Protecting your location’s territory is an important aspect of being a franchise owner that regular business owners don’t get an opportunity to experience. The best way to do this is to ensure there are clauses written into your Franchise Agreement that give you an assigned and exclusive territory. Owning an exclusive territory will restrict other franchise owners (those of the same franchise brand) from competing with you inside your assigned territory. Some franchises offer an exclusive territory as part of the Agreement while others may leave that open to negotiation.
When should you pursue location protection and when shouldn’t you? It depends solely on the type of franchise and market.
Take a popular coffee franchise for an example. In one small town, there might be six or seven of these franchises, some may be owned by the same franchisee and others not. None of the stores have protected territories written into their contracts– but they also really don’t need it.
Consider the products they are selling: coffee and breakfast foods–people want them easily accessible so they can get that morning cup of joe wherever they are. Customers may stop into different locations as their daily routine takes them into different neighborhoods. Many customers stop in more than once a day at the location nearest their office. It also might be a weekly treat on weekends for a family to have a dozen donuts at the location near home.
Customers likely go to the nearest shop to them, their work, or on their route. They don’t usually have loyalties to one particular shop other than what’s convenient. As long as the area has enough market for coffee shops to sustain all of the stores, every store can be successful.

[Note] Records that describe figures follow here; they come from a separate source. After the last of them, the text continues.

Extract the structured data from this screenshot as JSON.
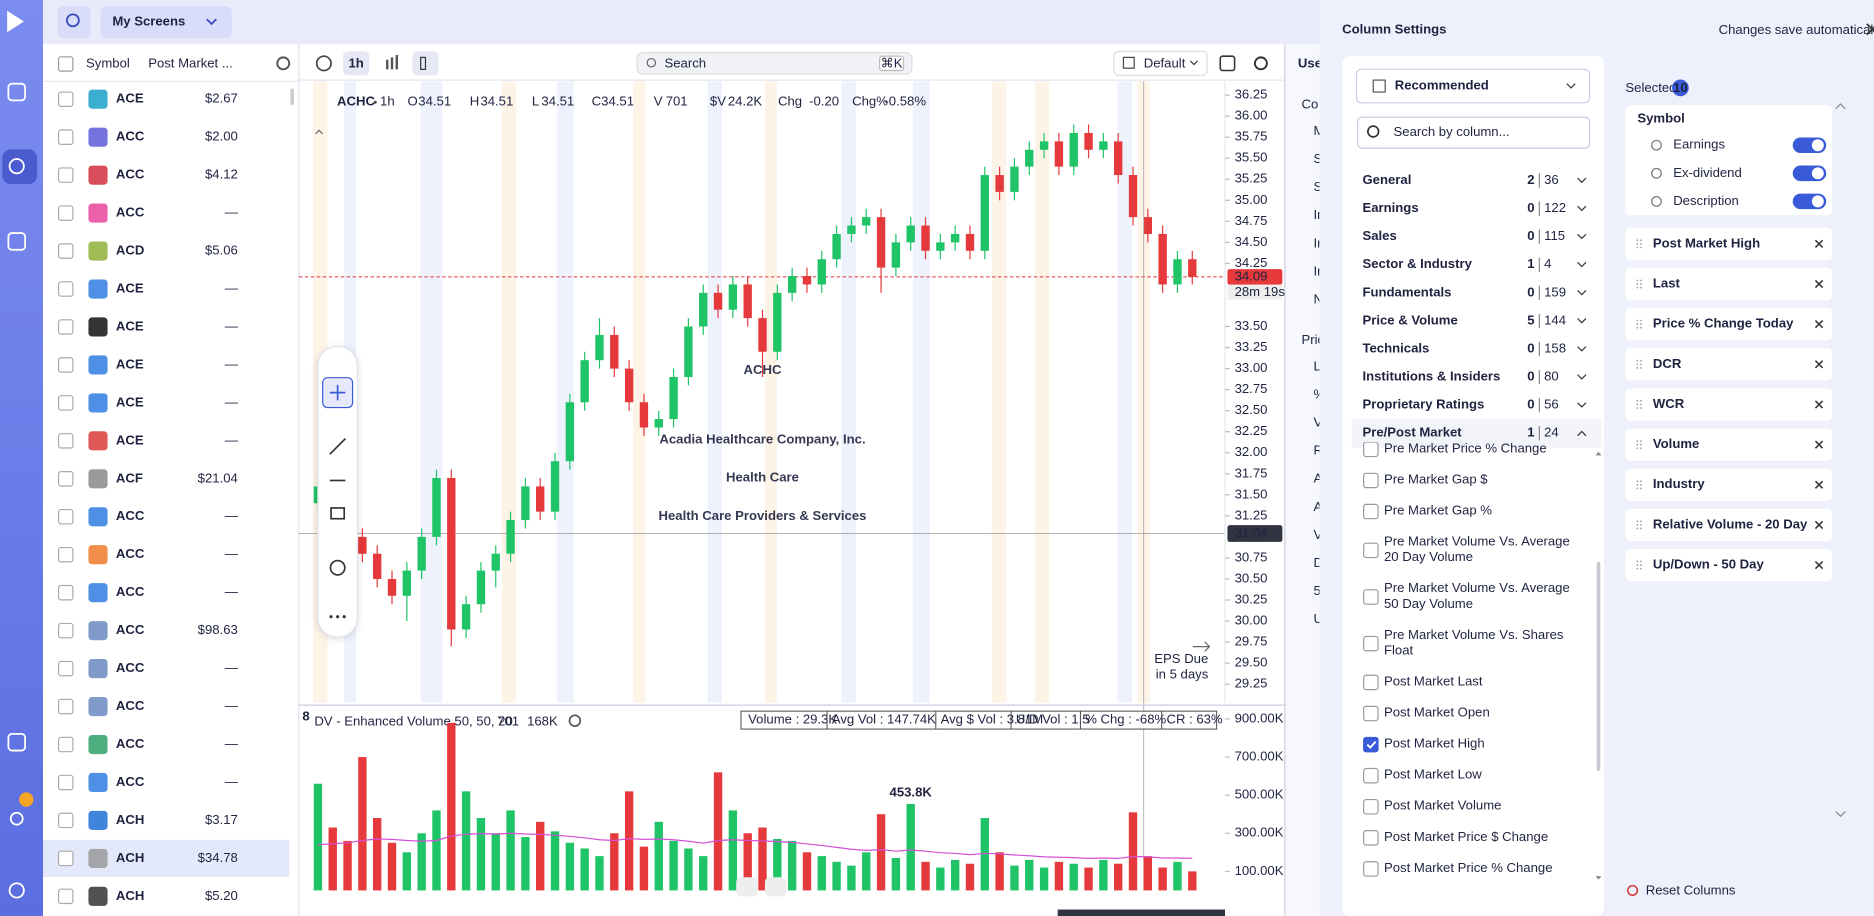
{
  "top_bar": {
    "screen": "My Screens",
    "interval": "1h",
    "search": "Search",
    "shortcut": "⌘K",
    "layout": "Default"
  },
  "watchlist": {
    "headers": [
      "Symbol",
      "Post Market ..."
    ],
    "rows": [
      [
        "ACE",
        "$2.67"
      ],
      [
        "ACC",
        "$2.00"
      ],
      [
        "ACC",
        "$4.12"
      ],
      [
        "ACC",
        "—"
      ],
      [
        "ACD",
        "$5.06"
      ],
      [
        "ACE",
        "—"
      ],
      [
        "ACE",
        "—"
      ],
      [
        "ACE",
        "—"
      ],
      [
        "ACE",
        "—"
      ],
      [
        "ACE",
        "—"
      ],
      [
        "ACF",
        "$21.04"
      ],
      [
        "ACC",
        "—"
      ],
      [
        "ACC",
        "—"
      ],
      [
        "ACC",
        "—"
      ],
      [
        "ACC",
        "$98.63"
      ],
      [
        "ACC",
        "—"
      ],
      [
        "ACC",
        "—"
      ],
      [
        "ACC",
        "—"
      ],
      [
        "ACC",
        "—"
      ],
      [
        "ACH",
        "$3.17"
      ],
      [
        "ACH",
        "$34.78"
      ],
      [
        "ACH",
        "$5.20"
      ]
    ]
  },
  "chart": {
    "type": "candlestick",
    "symbol": "ACHC",
    "tf": "1h",
    "ohlc": [
      {
        "label": "O",
        "value": "34.51"
      },
      {
        "label": "H",
        "value": "34.51"
      },
      {
        "label": "L",
        "value": "34.51"
      },
      {
        "label": "C",
        "value": "34.51"
      },
      {
        "label": "V",
        "value": "701"
      },
      {
        "label": "$V",
        "value": "24.2K"
      },
      {
        "label": "Chg",
        "value": "-0.20"
      },
      {
        "label": "Chg%",
        "value": "-0.58%"
      }
    ],
    "watermark": [
      "ACHC",
      "Acadia Healthcare Company, Inc.",
      "Health Care",
      "Health Care Providers & Services"
    ],
    "ylim": [
      29.1,
      36.4
    ],
    "yticks": [
      36.25,
      {
        "value": 36,
        "label": "36.00"
      },
      35.75,
      {
        "value": 35.5,
        "label": "35.50"
      },
      35.25,
      {
        "value": 35,
        "label": "35.00"
      },
      34.75,
      {
        "value": 34.5,
        "label": "34.50"
      },
      34.25,
      {
        "value": 33.5,
        "label": "33.50"
      },
      33.25,
      {
        "value": 33,
        "label": "33.00"
      },
      32.75,
      {
        "value": 32.5,
        "label": "32.50"
      },
      32.25,
      {
        "value": 32,
        "label": "32.00"
      },
      31.75,
      {
        "value": 31.5,
        "label": "31.50"
      },
      31.25,
      30.75,
      {
        "value": 30.5,
        "label": "30.50"
      },
      30.25,
      {
        "value": 30,
        "label": "30.00"
      },
      29.75,
      {
        "value": 29.5,
        "label": "29.50"
      },
      29.25
    ],
    "last_price": 34.09,
    "countdown": "28m 19s",
    "crosshair_price": 31.04,
    "eps": [
      "EPS Due",
      "in 5 days"
    ],
    "up_color": "#1fc466",
    "down_color": "#e5393b",
    "candles": [
      [
        31.4,
        31.7,
        31.3,
        31.6
      ],
      [
        31.6,
        31.7,
        31.3,
        31.4
      ],
      [
        31.4,
        31.5,
        30.9,
        31.0
      ],
      [
        31.0,
        31.1,
        30.7,
        30.8
      ],
      [
        30.8,
        30.9,
        30.4,
        30.5
      ],
      [
        30.5,
        30.6,
        30.2,
        30.3
      ],
      [
        30.3,
        30.7,
        30.0,
        30.6
      ],
      [
        30.6,
        31.1,
        30.5,
        31.0
      ],
      [
        31.0,
        31.8,
        30.9,
        31.7
      ],
      [
        31.7,
        31.8,
        29.7,
        29.9
      ],
      [
        29.9,
        30.3,
        29.8,
        30.2
      ],
      [
        30.2,
        30.7,
        30.1,
        30.6
      ],
      [
        30.6,
        30.9,
        30.4,
        30.8
      ],
      [
        30.8,
        31.3,
        30.7,
        31.2
      ],
      [
        31.2,
        31.7,
        31.1,
        31.6
      ],
      [
        31.6,
        31.7,
        31.2,
        31.3
      ],
      [
        31.3,
        32.0,
        31.2,
        31.9
      ],
      [
        31.9,
        32.7,
        31.8,
        32.6
      ],
      [
        32.6,
        33.2,
        32.5,
        33.1
      ],
      [
        33.1,
        33.6,
        33.0,
        33.4
      ],
      [
        33.4,
        33.5,
        32.9,
        33.0
      ],
      [
        33.0,
        33.1,
        32.5,
        32.6
      ],
      [
        32.6,
        32.7,
        32.2,
        32.3
      ],
      [
        32.3,
        32.5,
        32.2,
        32.4
      ],
      [
        32.4,
        33.0,
        32.3,
        32.9
      ],
      [
        32.9,
        33.6,
        32.8,
        33.5
      ],
      [
        33.5,
        34.0,
        33.4,
        33.9
      ],
      [
        33.9,
        34.0,
        33.6,
        33.7
      ],
      [
        33.7,
        34.1,
        33.6,
        34.0
      ],
      [
        34.0,
        34.1,
        33.5,
        33.6
      ],
      [
        33.6,
        33.7,
        32.9,
        33.2
      ],
      [
        33.2,
        34.0,
        33.1,
        33.9
      ],
      [
        33.9,
        34.2,
        33.8,
        34.1
      ],
      [
        34.1,
        34.2,
        33.9,
        34.0
      ],
      [
        34.0,
        34.4,
        33.9,
        34.3
      ],
      [
        34.3,
        34.7,
        34.2,
        34.6
      ],
      [
        34.6,
        34.8,
        34.5,
        34.7
      ],
      [
        34.7,
        34.9,
        34.6,
        34.8
      ],
      [
        34.8,
        34.9,
        33.9,
        34.2
      ],
      [
        34.2,
        34.6,
        34.1,
        34.5
      ],
      [
        34.5,
        34.8,
        34.4,
        34.7
      ],
      [
        34.7,
        34.8,
        34.3,
        34.4
      ],
      [
        34.4,
        34.6,
        34.3,
        34.5
      ],
      [
        34.5,
        34.7,
        34.4,
        34.6
      ],
      [
        34.6,
        34.7,
        34.3,
        34.4
      ],
      [
        34.4,
        35.4,
        34.3,
        35.3
      ],
      [
        35.3,
        35.4,
        35.0,
        35.1
      ],
      [
        35.1,
        35.5,
        35.0,
        35.4
      ],
      [
        35.4,
        35.7,
        35.3,
        35.6
      ],
      [
        35.6,
        35.8,
        35.5,
        35.7
      ],
      [
        35.7,
        35.8,
        35.3,
        35.4
      ],
      [
        35.4,
        35.9,
        35.3,
        35.8
      ],
      [
        35.8,
        35.9,
        35.5,
        35.6
      ],
      [
        35.6,
        35.8,
        35.5,
        35.7
      ],
      [
        35.7,
        35.8,
        35.2,
        35.3
      ],
      [
        35.3,
        35.4,
        34.7,
        34.8
      ],
      [
        34.8,
        34.9,
        34.5,
        34.6
      ],
      [
        34.6,
        34.7,
        33.9,
        34.0
      ],
      [
        34.0,
        34.4,
        33.9,
        34.3
      ],
      [
        34.3,
        34.4,
        34.0,
        34.09
      ]
    ]
  },
  "volume": {
    "pane": "8",
    "title": "DV - Enhanced Volume 50, 50, 20",
    "last": "701",
    "avg_last": "168K",
    "stats": [
      "Volume : 29.3K",
      "Avg Vol : 147.74K",
      "Avg $ Vol : 3.81M",
      "U/D Vol : 1.5",
      "% Chg : -68%",
      "CR : 63%"
    ],
    "ylim": [
      0,
      960000
    ],
    "yticks": [
      {
        "value": 900000,
        "label": "900.00K"
      },
      {
        "value": 700000,
        "label": "700.00K"
      },
      {
        "value": 500000,
        "label": "500.00K"
      },
      {
        "value": 300000,
        "label": "300.00K"
      },
      {
        "value": 100000,
        "label": "100.00K"
      }
    ],
    "annotation": {
      "index": 40,
      "label": "453.8K"
    },
    "avg_color": "#d64fd6",
    "values": [
      560000,
      330000,
      260000,
      700000,
      380000,
      250000,
      200000,
      300000,
      420000,
      880000,
      520000,
      380000,
      300000,
      420000,
      280000,
      360000,
      310000,
      250000,
      220000,
      180000,
      300000,
      520000,
      230000,
      360000,
      260000,
      220000,
      180000,
      620000,
      420000,
      300000,
      330000,
      270000,
      260000,
      200000,
      180000,
      150000,
      130000,
      200000,
      400000,
      170000,
      453800,
      150000,
      120000,
      160000,
      140000,
      380000,
      200000,
      130000,
      160000,
      120000,
      150000,
      140000,
      120000,
      160000,
      140000,
      410000,
      180000,
      120000,
      150000,
      100000
    ],
    "avg": [
      240000,
      245000,
      250000,
      262000,
      270000,
      268000,
      262000,
      258000,
      262000,
      285000,
      295000,
      298000,
      296000,
      300000,
      296000,
      294000,
      290000,
      284000,
      276000,
      266000,
      262000,
      272000,
      268000,
      270000,
      266000,
      258000,
      248000,
      262000,
      266000,
      262000,
      260000,
      256000,
      252000,
      244000,
      236000,
      226000,
      216000,
      210000,
      214000,
      206000,
      212000,
      206000,
      198000,
      194000,
      188000,
      194000,
      192000,
      186000,
      182000,
      176000,
      174000,
      172000,
      168000,
      170000,
      168000,
      178000,
      176000,
      170000,
      170000,
      168000
    ]
  },
  "side_panel": {
    "title": "Use",
    "section1": "Co",
    "items1": [
      "M",
      "S",
      "S",
      "In",
      "In",
      "In",
      "N"
    ],
    "section2": "Pric",
    "items2": [
      "L",
      "%",
      "V",
      "R",
      "A",
      "A",
      "V",
      "D",
      "5",
      "U"
    ]
  },
  "column_settings": {
    "title": "Column Settings",
    "note": "Changes save automatically",
    "preset": "Recommended",
    "search": "Search by column...",
    "groups": [
      {
        "name": "General",
        "selected": 2,
        "total": 36
      },
      {
        "name": "Earnings",
        "selected": 0,
        "total": 122
      },
      {
        "name": "Sales",
        "selected": 0,
        "total": 115
      },
      {
        "name": "Sector & Industry",
        "selected": 1,
        "total": 4
      },
      {
        "name": "Fundamentals",
        "selected": 0,
        "total": 159
      },
      {
        "name": "Price & Volume",
        "selected": 5,
        "total": 144
      },
      {
        "name": "Technicals",
        "selected": 0,
        "total": 158
      },
      {
        "name": "Institutions & Insiders",
        "selected": 0,
        "total": 80
      },
      {
        "name": "Proprietary Ratings",
        "selected": 0,
        "total": 56
      },
      {
        "name": "Pre/Post Market",
        "selected": 1,
        "total": 24
      }
    ],
    "options": [
      {
        "name": "Pre Market Price % Change",
        "checked": false
      },
      {
        "name": "Pre Market Gap $",
        "checked": false
      },
      {
        "name": "Pre Market Gap %",
        "checked": false
      },
      {
        "name": "Pre Market Volume Vs. Average 20 Day Volume",
        "checked": false
      },
      {
        "name": "Pre Market Volume Vs. Average 50 Day Volume",
        "checked": false
      },
      {
        "name": "Pre Market Volume Vs. Shares Float",
        "checked": false
      },
      {
        "name": "Post Market Last",
        "checked": false
      },
      {
        "name": "Post Market Open",
        "checked": false
      },
      {
        "name": "Post Market High",
        "checked": true
      },
      {
        "name": "Post Market Low",
        "checked": false
      },
      {
        "name": "Post Market Volume",
        "checked": false
      },
      {
        "name": "Post Market Price $ Change",
        "checked": false
      },
      {
        "name": "Post Market Price % Change",
        "checked": false
      }
    ],
    "selected_label": "Selected",
    "selected_count": 10,
    "symbol": {
      "name": "Symbol",
      "toggles": [
        {
          "name": "Earnings",
          "on": true
        },
        {
          "name": "Ex-dividend",
          "on": true
        },
        {
          "name": "Description",
          "on": true
        }
      ]
    },
    "selected": [
      "Post Market High",
      "Last",
      "Price % Change Today",
      "DCR",
      "WCR",
      "Volume",
      "Industry",
      "Relative Volume - 20 Day",
      "Up/Down - 50 Day"
    ],
    "reset": "Reset Columns"
  }
}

In these cases, being able to get a consistently good cup of coffee at different locations is probably a benefit to all the shops.

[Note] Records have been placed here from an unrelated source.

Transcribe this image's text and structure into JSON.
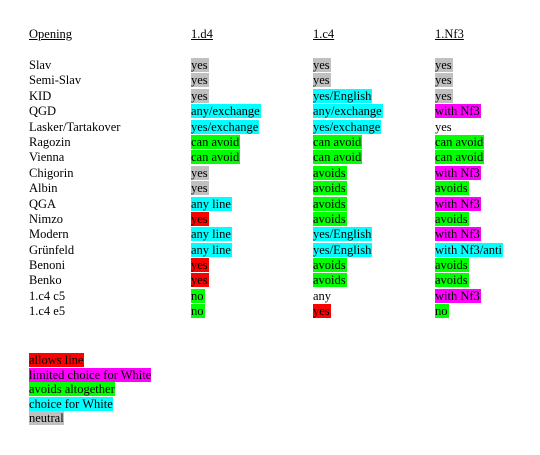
{
  "colors": {
    "red": "#ff0000",
    "magenta": "#ff00ff",
    "green": "#00ff00",
    "cyan": "#00ffff",
    "gray": "#c0c0c0"
  },
  "headers": [
    "Opening",
    "1.d4",
    "1.c4",
    "1.Nf3"
  ],
  "rows": [
    {
      "opening": "Slav",
      "cells": [
        {
          "text": "yes",
          "color": "gray"
        },
        {
          "text": "yes",
          "color": "gray"
        },
        {
          "text": "yes",
          "color": "gray"
        }
      ]
    },
    {
      "opening": "Semi-Slav",
      "cells": [
        {
          "text": "yes",
          "color": "gray"
        },
        {
          "text": "yes",
          "color": "gray"
        },
        {
          "text": "yes",
          "color": "gray"
        }
      ]
    },
    {
      "opening": "KID",
      "cells": [
        {
          "text": "yes",
          "color": "gray"
        },
        {
          "text": "yes/English",
          "color": "cyan"
        },
        {
          "text": "yes",
          "color": "gray"
        }
      ]
    },
    {
      "opening": "QGD",
      "cells": [
        {
          "text": "any/exchange",
          "color": "cyan"
        },
        {
          "text": "any/exchange",
          "color": "cyan"
        },
        {
          "text": "with Nf3",
          "color": "magenta"
        }
      ]
    },
    {
      "opening": "Lasker/Tartakover",
      "cells": [
        {
          "text": "yes/exchange",
          "color": "cyan"
        },
        {
          "text": "yes/exchange",
          "color": "cyan"
        },
        {
          "text": "yes",
          "color": "none"
        }
      ]
    },
    {
      "opening": "Ragozin",
      "cells": [
        {
          "text": "can avoid",
          "color": "green"
        },
        {
          "text": "can avoid",
          "color": "green"
        },
        {
          "text": "can avoid",
          "color": "green"
        }
      ]
    },
    {
      "opening": "Vienna",
      "cells": [
        {
          "text": "can avoid",
          "color": "green"
        },
        {
          "text": "can avoid",
          "color": "green"
        },
        {
          "text": "can avoid",
          "color": "green"
        }
      ]
    },
    {
      "opening": "Chigorin",
      "cells": [
        {
          "text": "yes",
          "color": "gray"
        },
        {
          "text": "avoids",
          "color": "green"
        },
        {
          "text": "with Nf3",
          "color": "magenta"
        }
      ]
    },
    {
      "opening": "Albin",
      "cells": [
        {
          "text": "yes",
          "color": "gray"
        },
        {
          "text": "avoids",
          "color": "green"
        },
        {
          "text": "avoids",
          "color": "green"
        }
      ]
    },
    {
      "opening": "QGA",
      "cells": [
        {
          "text": "any line",
          "color": "cyan"
        },
        {
          "text": "avoids",
          "color": "green"
        },
        {
          "text": "with Nf3",
          "color": "magenta"
        }
      ]
    },
    {
      "opening": "Nimzo",
      "cells": [
        {
          "text": "yes",
          "color": "red"
        },
        {
          "text": "avoids",
          "color": "green"
        },
        {
          "text": "avoids",
          "color": "green"
        }
      ]
    },
    {
      "opening": "Modern",
      "cells": [
        {
          "text": "any line",
          "color": "cyan"
        },
        {
          "text": "yes/English",
          "color": "cyan"
        },
        {
          "text": "with Nf3",
          "color": "magenta"
        }
      ]
    },
    {
      "opening": "Grünfeld",
      "cells": [
        {
          "text": "any line",
          "color": "cyan"
        },
        {
          "text": "yes/English",
          "color": "cyan"
        },
        {
          "text": "with Nf3/anti",
          "color": "cyan"
        }
      ]
    },
    {
      "opening": "Benoni",
      "cells": [
        {
          "text": "yes",
          "color": "red"
        },
        {
          "text": "avoids",
          "color": "green"
        },
        {
          "text": "avoids",
          "color": "green"
        }
      ]
    },
    {
      "opening": "Benko",
      "cells": [
        {
          "text": "yes",
          "color": "red"
        },
        {
          "text": "avoids",
          "color": "green"
        },
        {
          "text": "avoids",
          "color": "green"
        }
      ]
    },
    {
      "opening": "1.c4 c5",
      "cells": [
        {
          "text": "no",
          "color": "green"
        },
        {
          "text": "any",
          "color": "none"
        },
        {
          "text": "with Nf3",
          "color": "magenta"
        }
      ]
    },
    {
      "opening": "1.c4 e5",
      "cells": [
        {
          "text": "no",
          "color": "green"
        },
        {
          "text": "yes",
          "color": "red"
        },
        {
          "text": "no",
          "color": "green"
        }
      ]
    }
  ],
  "legend": [
    {
      "text": "allows line",
      "color": "red"
    },
    {
      "text": "limited choice for White",
      "color": "magenta"
    },
    {
      "text": "avoids altogether",
      "color": "green"
    },
    {
      "text": "choice for White",
      "color": "cyan"
    },
    {
      "text": "neutral",
      "color": "gray"
    }
  ]
}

Quality real estate comes into play more highly for franchises without territory guarantees. That’s why for many restaurant franchises, it doesn’t matter as much if you have protected territory but rather where your franchise is located in relation to customers.
Franchises like educational or fitness franchises are different. They don’t profit from the spur of the moment desires of customers. Instead, they provide a service that would be in competition with other nearby branches of the same franchise. People planning to invest in this type of franchise should pursue territory protections to maximize profits for the individual store. These types of franchises depend on relationships with customers and on providing a service. The nature of the business, combined with a smaller market, means that these franchises depend more on being the sole franchise than on being in a great location. Customers will search a bit harder for personal services they need from someone they like – probably not for coffee from a particular barista.
There are two sides to the protected territory story. As a franchisor, you want the overall gross sales from all stores to be as high as possible. As a franchisee who might only own one, you want to maximize on your profits at your particular store and want limited competition to dip into your sales figures. For a franchisor that means opening as many stores as possible, whereas for a franchisee it means protecting sales.
Negotiating with full awareness of both these viewpoints will probably be most successful. Either way, it’s worth discussing it with potential franchisors while you’re deciding among your options.